After the ILA strike on October 1-October 3, which shut down 36 ports on the East and Gulf Coasts, ended with a deal on wage issues and significant pay hikes for dock workers, the issue of automation was put off until a January 15 deadline for a full deal.

On Thursday, President-elect Trump met with ILA president Harold Daggett and his son, Dennis Daggett, who is executive vice president of the ILA, and came out in support of the union position after the meeting. Harold Daggett has vowed no use of automation as a firm union position. In a Truth Social post, Trump said the money saved by companies using automation “is nowhere near distress, hurt, and harm it causes for American workers.”

Trump added, “Foreign companies have made a fortune in the U.S. by giving them access to our markets.”

The Trump-Daggett meeting came at a pivotal moment after another breakdown in talks between the union and ports. The ILA, which is North America’s largest longshoremen’s union, and the USMX met on November 11 to discuss automation, healthcare benefits, work jurisdiction, and container royalties. But on November 13, negotiations broke down over automation.

USMX responded on Thursday in a statement that it appreciated and valued President-elect Trump’s belief in the importance of American ports, but said the union contract is about supporting American consumers and businesses through innovation and technology.

“To achieve this, we need modern technology that is proven to improve worker safety, boost port efficiency, increase port capacity, and strengthen our supply chains.
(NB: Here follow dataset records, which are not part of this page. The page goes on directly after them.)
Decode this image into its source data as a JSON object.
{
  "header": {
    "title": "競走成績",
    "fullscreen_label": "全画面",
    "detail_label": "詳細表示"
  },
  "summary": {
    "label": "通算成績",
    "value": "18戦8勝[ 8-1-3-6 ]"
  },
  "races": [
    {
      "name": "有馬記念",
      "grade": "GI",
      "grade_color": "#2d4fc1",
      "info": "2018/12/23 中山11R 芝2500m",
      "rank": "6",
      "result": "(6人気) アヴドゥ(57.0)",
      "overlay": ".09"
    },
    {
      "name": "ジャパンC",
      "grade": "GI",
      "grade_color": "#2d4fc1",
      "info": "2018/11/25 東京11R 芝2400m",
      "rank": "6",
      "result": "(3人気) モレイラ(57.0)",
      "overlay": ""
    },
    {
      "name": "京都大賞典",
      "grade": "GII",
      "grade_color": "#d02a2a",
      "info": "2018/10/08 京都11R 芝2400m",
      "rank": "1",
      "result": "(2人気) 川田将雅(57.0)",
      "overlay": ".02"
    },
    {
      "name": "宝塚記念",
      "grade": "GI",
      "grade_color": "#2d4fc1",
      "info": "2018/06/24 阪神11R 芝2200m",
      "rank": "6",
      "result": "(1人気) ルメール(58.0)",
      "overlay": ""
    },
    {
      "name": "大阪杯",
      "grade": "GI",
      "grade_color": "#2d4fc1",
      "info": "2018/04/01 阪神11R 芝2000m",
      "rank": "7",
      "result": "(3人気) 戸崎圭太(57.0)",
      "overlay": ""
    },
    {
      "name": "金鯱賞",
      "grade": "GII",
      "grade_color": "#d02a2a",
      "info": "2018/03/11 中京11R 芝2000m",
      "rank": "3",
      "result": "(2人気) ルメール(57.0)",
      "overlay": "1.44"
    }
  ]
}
ILA members’ compensation increases with the more goods they move – the greater capacity our ports have and goods that are moved means more money in their pockets.”

A strike that lasts longer than a few days would cost the U.S. economy $5-$7 billion per week, according to EY.
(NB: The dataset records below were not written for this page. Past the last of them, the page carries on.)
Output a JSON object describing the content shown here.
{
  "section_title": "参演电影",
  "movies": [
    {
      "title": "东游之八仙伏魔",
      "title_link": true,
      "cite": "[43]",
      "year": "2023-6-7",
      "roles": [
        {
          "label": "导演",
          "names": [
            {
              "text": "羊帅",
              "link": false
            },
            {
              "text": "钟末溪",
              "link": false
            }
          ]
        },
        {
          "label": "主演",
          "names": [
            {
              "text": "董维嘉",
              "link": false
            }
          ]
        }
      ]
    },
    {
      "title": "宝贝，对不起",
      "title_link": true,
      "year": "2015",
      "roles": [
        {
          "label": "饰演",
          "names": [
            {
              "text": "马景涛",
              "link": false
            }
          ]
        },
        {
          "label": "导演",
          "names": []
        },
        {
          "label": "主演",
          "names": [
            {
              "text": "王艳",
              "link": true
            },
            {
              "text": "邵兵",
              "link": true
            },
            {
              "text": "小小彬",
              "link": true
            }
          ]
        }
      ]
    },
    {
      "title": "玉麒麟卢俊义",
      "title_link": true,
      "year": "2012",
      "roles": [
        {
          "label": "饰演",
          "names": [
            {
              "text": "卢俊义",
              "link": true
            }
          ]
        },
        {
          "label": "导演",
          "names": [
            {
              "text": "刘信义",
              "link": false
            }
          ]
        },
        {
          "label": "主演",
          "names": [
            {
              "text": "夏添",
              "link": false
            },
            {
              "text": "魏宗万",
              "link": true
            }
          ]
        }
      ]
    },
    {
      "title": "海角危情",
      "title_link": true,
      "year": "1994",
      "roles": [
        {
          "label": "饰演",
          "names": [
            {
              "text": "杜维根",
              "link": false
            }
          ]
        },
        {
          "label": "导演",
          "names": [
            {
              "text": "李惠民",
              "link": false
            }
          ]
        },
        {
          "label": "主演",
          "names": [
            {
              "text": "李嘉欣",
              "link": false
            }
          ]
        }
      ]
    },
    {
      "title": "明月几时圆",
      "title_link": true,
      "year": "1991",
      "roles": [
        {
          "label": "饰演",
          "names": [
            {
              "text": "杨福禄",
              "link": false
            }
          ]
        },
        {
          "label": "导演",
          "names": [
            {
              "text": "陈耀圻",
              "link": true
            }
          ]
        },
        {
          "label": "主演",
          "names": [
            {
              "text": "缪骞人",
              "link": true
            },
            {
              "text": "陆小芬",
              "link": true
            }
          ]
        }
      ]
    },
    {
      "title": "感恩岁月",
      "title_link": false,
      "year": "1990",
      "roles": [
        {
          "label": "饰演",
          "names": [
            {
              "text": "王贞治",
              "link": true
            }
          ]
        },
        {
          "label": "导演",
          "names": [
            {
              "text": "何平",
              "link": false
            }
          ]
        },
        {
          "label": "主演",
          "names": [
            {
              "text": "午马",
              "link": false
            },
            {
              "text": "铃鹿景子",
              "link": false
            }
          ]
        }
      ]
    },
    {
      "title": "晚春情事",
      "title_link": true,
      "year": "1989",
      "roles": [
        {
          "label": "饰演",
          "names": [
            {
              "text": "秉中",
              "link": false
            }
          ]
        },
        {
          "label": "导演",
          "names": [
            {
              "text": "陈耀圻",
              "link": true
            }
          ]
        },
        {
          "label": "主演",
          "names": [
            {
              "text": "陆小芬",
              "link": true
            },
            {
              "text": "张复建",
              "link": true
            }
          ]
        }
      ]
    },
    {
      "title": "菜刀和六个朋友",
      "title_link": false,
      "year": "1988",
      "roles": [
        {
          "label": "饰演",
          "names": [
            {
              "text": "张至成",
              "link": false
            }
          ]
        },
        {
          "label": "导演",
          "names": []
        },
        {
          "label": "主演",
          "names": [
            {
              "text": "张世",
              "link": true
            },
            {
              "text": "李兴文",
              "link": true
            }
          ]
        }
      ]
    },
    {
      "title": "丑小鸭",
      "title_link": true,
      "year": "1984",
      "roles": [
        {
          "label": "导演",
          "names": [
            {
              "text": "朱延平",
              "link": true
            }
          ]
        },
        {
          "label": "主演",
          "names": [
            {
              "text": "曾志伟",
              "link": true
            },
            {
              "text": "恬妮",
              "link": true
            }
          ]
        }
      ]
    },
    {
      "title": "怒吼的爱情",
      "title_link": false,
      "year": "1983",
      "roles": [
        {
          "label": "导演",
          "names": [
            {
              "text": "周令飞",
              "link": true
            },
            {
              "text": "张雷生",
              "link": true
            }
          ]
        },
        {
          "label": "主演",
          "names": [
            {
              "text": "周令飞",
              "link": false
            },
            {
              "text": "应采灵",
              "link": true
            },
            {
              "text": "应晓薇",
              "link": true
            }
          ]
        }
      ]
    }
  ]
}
Van der Steene, in the CNBC interview conducted before Trump’s post, said Maersk is still “quite hopeful and mildly positive” that an agreement between the ILA and the USMX will be reached before the January 15 deadline when the contract negotiation period expires and another strike can begin.

The ILA has warned that if the U.S. president invoked the Taft-Hartley Act to force the striking workers back on the job, there would be an intentional slowdown. President Biden stuck to his position of not invoking the act when the ILA went on strike in October. Trump’s latest comments suggest he would not invoke Taft-Hartley either. Senior Biden administration officials have told CNBC they are urging both sides to get back to the negotiation table.
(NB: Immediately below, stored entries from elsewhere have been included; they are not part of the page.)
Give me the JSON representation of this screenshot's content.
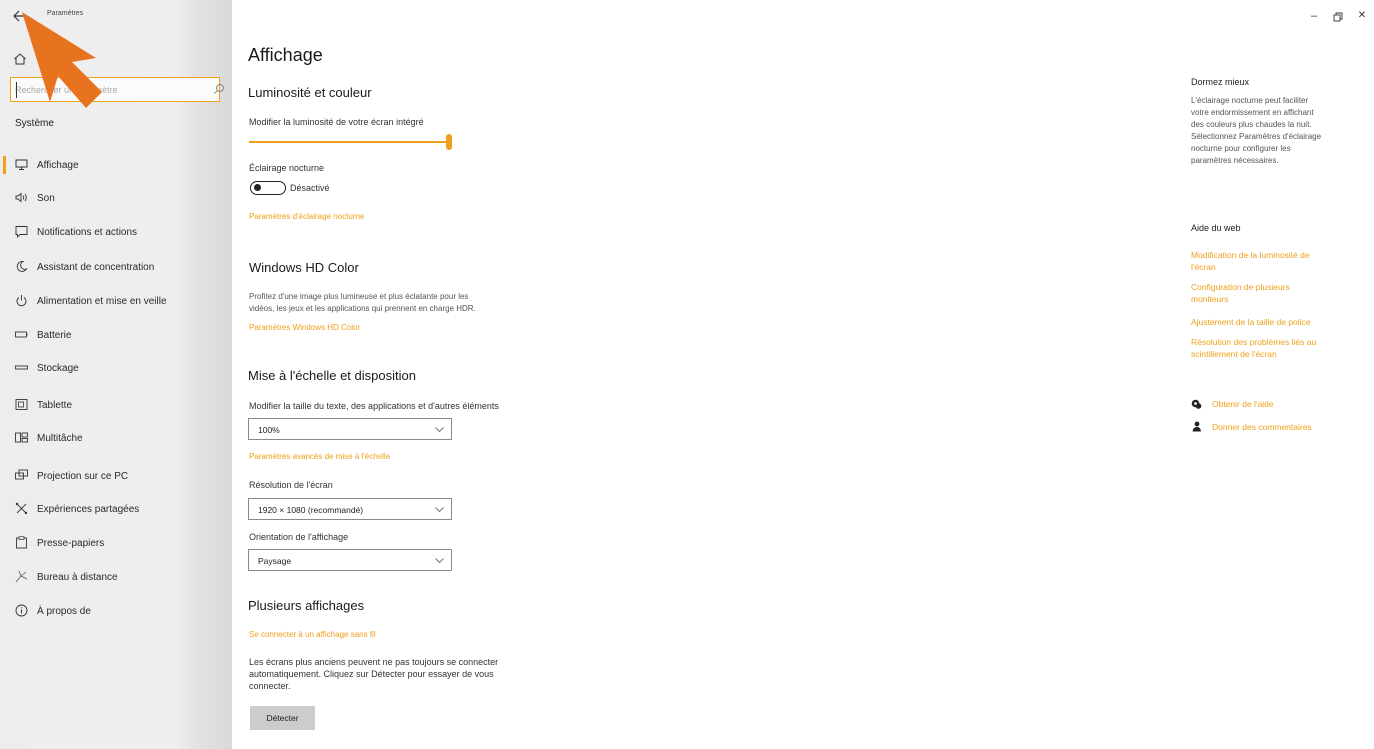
{
  "window": {
    "title": "Paramètres",
    "min_glyph": "–",
    "close_glyph": "✕"
  },
  "sidebar": {
    "search_placeholder": "Rechercher un paramètre",
    "section": "Système",
    "items": [
      {
        "label": "Affichage",
        "icon": "monitor-icon",
        "active": true
      },
      {
        "label": "Son",
        "icon": "speaker-icon"
      },
      {
        "label": "Notifications et actions",
        "icon": "notification-icon"
      },
      {
        "label": "Assistant de concentration",
        "icon": "moon-icon"
      },
      {
        "label": "Alimentation et mise en veille",
        "icon": "power-icon"
      },
      {
        "label": "Batterie",
        "icon": "battery-icon"
      },
      {
        "label": "Stockage",
        "icon": "storage-icon"
      },
      {
        "label": "Tablette",
        "icon": "tablet-icon"
      },
      {
        "label": "Multitâche",
        "icon": "multitask-icon"
      },
      {
        "label": "Projection sur ce PC",
        "icon": "projection-icon"
      },
      {
        "label": "Expériences partagées",
        "icon": "shared-icon"
      },
      {
        "label": "Presse-papiers",
        "icon": "clipboard-icon"
      },
      {
        "label": "Bureau à distance",
        "icon": "remote-desktop-icon"
      },
      {
        "label": "À propos de",
        "icon": "info-icon"
      }
    ]
  },
  "main": {
    "title": "Affichage",
    "brightness": {
      "heading": "Luminosité et couleur",
      "slider_label": "Modifier la luminosité de votre écran intégré",
      "slider_value": 1.0
    },
    "night_light": {
      "label": "Éclairage nocturne",
      "state": "Désactivé",
      "settings_link": "Paramètres d'éclairage nocturne"
    },
    "hdr": {
      "heading": "Windows HD Color",
      "desc_line1": "Profitez d'une image plus lumineuse et plus éclatante pour les",
      "desc_line2": "vidéos, les jeux et les applications qui prennent en charge HDR.",
      "link": "Paramètres Windows HD Color"
    },
    "scale": {
      "heading": "Mise à l'échelle et disposition",
      "size_label": "Modifier la taille du texte, des applications et d'autres éléments",
      "size_value": "100%",
      "advanced_link": "Paramètres avancés de mise à l'échelle",
      "resolution_label": "Résolution de l'écran",
      "resolution_value": "1920 × 1080 (recommandé)",
      "orientation_label": "Orientation de l'affichage",
      "orientation_value": "Paysage"
    },
    "multi": {
      "heading": "Plusieurs affichages",
      "wireless_link": "Se connecter à un affichage sans fil",
      "desc_line1": "Les écrans plus anciens peuvent ne pas toujours se connecter",
      "desc_line2": "automatiquement. Cliquez sur Détecter pour essayer de vous",
      "desc_line3": "connecter.",
      "detect_button": "Détecter"
    }
  },
  "right_pane": {
    "sleep_heading": "Dormez mieux",
    "sleep_lines": [
      "L'éclairage nocturne peut faciliter",
      "votre endormissement en affichant",
      "des couleurs plus chaudes la nuit.",
      "Sélectionnez Paramètres d'éclairage",
      "nocturne pour configurer les",
      "paramètres nécessaires."
    ],
    "web_heading": "Aide du web",
    "links": [
      [
        "Modification de la luminosité de",
        "l'écran"
      ],
      [
        "Configuration de plusieurs",
        "moniteurs"
      ],
      [
        "Ajustement de la taille de police"
      ],
      [
        "Résolution des problèmes liés au",
        "scintillement de l'écran"
      ]
    ],
    "get_help": "Obtenir de l'aide",
    "feedback": "Donner des commentaires"
  },
  "colors": {
    "accent": "#f0a01a",
    "arrow": "#e8731e"
  }
}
Global supply chain outlook for 2025

Next year will also bring a new ocean alliance for Maersk, starting in February, when the Gemini Corporation Agreement between Maersk and Hapag-Lloyd begins. The cancellation of Hapag’s China to Germany service raised some concerns in the logistics industry, and there have been concerns that the Gemini Alliance may be short of vessels, but van der Steene told CNBC it has enough vessels to meet demand.

Bookings for the new alliance began this week and van der Steen said the alliance is excited about orders and has set an ambitious goal of 90% vessel reliability for 2025. Red Sea diversions and the ILA strike contributed to delayed arrivals in 2024. Current ocean carrier reliability, according to Sea-Intelligence, is 50-55%. Maersk is the most reliable ocean carrier, at 58%.

“We will be quite prominently driving from that 58% all the way up to 90% in the course of 2025,” Van der Steene said. “That’s the only way which we believe we can get our customers to reduce their inventory; we can allow our customers to de-risk their supply chain, and at the same time, reduce costs and carbon footprint along the way.”

Overall in 2025, Maersk is expecting the market to continue to be strong, with U.S. GDP set to grow just under 2%, bolstering demand for supply chain services, whether Asian imports or trade flows between Mexico and the U.S., Van Der Steene said.

While the exact level of demand is difficult to forecast, current market strength is expected into the first half of 2025. “We should all be ready for a continued strong market,” he said. But he added, “We’re very much in deep discussions with our customers as to how they can prepare for what could be another year, or rather, what will likely be another year of disruption and the need for supply chain resilience.”